‘Fire’ is more of a system than a single thing. You need fuel, heat, and oxygen, but when we think of ‘fuel’ the thing that burns isn’t actually the piece of wax or the stick of wood. It’s tiny pieces of wax or wood that have *pyrolyzed* into tiny particles that float in the air. That stream of particles is called ‘smoke’.
When you see a candle flame, the visible part you see emitting light is *not* where any burning occurs. The burning occurs on the tips and edges of the flame.
The visible flame is actually smoke – smoke heated up so much that it glows red-hot, just like metal coming out of a forge. But it doesn’t burn because there’s no oxygen inside the flame. As the smoke flows upward and outward it eventually comes into contact with oxygen. As soon as the super-hot atomized fuel touches oxygen, it burns, becoming water vapor and invisible gasses like CO2, and emitting a lot of heat. This heat is sent out in all directions, including back towards the oxygen-free bubble and towards the fuel source. This produces more smoke, and heats up that smoke so it glows red-hot, which will eventually float out to find some oxygen and do some burning of its own, perpetuating the cycle.

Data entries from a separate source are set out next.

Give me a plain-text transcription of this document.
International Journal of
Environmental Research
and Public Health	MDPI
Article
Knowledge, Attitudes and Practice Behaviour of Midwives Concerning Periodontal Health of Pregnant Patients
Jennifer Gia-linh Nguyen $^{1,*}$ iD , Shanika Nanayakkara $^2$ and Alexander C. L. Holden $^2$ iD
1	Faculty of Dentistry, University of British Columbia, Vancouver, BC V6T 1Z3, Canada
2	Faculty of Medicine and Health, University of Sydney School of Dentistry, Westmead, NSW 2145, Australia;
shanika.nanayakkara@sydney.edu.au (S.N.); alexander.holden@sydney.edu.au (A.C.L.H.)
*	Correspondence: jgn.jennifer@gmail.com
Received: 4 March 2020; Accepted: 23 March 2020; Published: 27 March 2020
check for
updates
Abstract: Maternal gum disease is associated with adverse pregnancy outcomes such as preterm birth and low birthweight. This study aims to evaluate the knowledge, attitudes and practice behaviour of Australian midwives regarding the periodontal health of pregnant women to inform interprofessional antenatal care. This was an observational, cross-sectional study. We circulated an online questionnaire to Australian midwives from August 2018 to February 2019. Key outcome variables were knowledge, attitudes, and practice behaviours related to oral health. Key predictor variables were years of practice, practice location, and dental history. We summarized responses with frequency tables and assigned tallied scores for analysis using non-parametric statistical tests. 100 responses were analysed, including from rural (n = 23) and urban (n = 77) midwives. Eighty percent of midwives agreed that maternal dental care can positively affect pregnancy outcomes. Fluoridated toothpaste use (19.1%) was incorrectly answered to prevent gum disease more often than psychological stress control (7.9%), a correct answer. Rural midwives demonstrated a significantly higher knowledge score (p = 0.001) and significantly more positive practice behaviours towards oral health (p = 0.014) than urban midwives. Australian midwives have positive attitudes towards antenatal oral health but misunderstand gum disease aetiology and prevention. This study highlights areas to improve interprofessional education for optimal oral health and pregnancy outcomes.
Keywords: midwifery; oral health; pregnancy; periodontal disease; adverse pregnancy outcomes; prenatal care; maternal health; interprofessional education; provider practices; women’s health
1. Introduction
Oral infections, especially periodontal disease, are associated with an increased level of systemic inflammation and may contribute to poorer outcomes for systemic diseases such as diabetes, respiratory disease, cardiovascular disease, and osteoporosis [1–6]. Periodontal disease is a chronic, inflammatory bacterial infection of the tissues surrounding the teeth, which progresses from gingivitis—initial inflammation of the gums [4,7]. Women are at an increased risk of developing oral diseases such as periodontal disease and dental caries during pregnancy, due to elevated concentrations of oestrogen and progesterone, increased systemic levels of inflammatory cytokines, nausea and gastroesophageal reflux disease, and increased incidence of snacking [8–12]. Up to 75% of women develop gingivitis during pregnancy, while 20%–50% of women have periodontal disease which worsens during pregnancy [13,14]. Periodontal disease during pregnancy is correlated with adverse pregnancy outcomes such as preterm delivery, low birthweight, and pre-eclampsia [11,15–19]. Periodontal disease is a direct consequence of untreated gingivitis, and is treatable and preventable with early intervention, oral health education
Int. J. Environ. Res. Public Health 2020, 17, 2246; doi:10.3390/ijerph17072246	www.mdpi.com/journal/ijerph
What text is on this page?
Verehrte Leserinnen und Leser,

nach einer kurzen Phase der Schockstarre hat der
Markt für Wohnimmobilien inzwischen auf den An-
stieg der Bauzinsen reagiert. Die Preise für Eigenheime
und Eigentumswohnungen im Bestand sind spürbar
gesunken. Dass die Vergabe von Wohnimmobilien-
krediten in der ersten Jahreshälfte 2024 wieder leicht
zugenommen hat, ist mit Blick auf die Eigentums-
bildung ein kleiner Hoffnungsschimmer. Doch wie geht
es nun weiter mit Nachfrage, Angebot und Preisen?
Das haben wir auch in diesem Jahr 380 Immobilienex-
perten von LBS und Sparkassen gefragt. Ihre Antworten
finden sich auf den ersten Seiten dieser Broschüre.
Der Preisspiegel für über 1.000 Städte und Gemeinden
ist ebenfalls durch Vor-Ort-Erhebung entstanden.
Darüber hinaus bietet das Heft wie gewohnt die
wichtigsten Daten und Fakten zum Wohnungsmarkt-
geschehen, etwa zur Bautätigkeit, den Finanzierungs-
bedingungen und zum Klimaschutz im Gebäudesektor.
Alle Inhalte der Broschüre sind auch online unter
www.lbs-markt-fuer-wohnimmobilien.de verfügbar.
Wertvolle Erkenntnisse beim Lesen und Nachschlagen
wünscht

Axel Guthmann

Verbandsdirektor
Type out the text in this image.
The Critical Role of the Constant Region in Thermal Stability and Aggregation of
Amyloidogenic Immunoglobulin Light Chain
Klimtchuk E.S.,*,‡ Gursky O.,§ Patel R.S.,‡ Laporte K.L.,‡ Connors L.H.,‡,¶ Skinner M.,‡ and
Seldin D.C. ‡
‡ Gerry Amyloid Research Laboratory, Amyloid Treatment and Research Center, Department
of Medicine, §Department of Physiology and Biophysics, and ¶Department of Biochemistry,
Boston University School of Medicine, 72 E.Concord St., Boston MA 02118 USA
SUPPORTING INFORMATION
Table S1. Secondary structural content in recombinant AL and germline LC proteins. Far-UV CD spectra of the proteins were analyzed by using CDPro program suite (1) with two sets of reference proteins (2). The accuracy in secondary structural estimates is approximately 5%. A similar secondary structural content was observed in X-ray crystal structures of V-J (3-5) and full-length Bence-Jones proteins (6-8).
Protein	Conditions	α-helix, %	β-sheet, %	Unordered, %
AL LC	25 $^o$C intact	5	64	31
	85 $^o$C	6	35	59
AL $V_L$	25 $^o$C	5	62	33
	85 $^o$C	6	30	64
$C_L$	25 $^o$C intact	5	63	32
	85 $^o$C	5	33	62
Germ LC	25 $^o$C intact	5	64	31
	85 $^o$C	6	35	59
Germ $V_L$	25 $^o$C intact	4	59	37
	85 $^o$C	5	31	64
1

So to answer your question, the candle is *always* creating smoke. It’s just also heating up and burning that smoke, in order to create and heat up more smoke to burn. When you extinguish the candle, you’ve interrupted the cycle. The fuel source still has heat, and is still pyrolyzing, generating a stream of smoke until it cools down. But the smoke is no longer being heated up, so it doesn’t glow, and it doesn’t burn.
This is why the [this cool party trick](https://www.youtube.com/watch?v=cPJLw7Xkmzk) works. The candle is relit from the stream of smoke, because lighting the smoke, and lighting the candle is basically the same thing. You heat up the smoke that’s mixed in with oxygen, it burns instantly, the burning heats up more smoke/oxygen mix below it, and that combusts, heating up more below it, and it follows this cycle all the way back to the base of the candle, where it takes root heating up the fuel source to get more smoke to burn.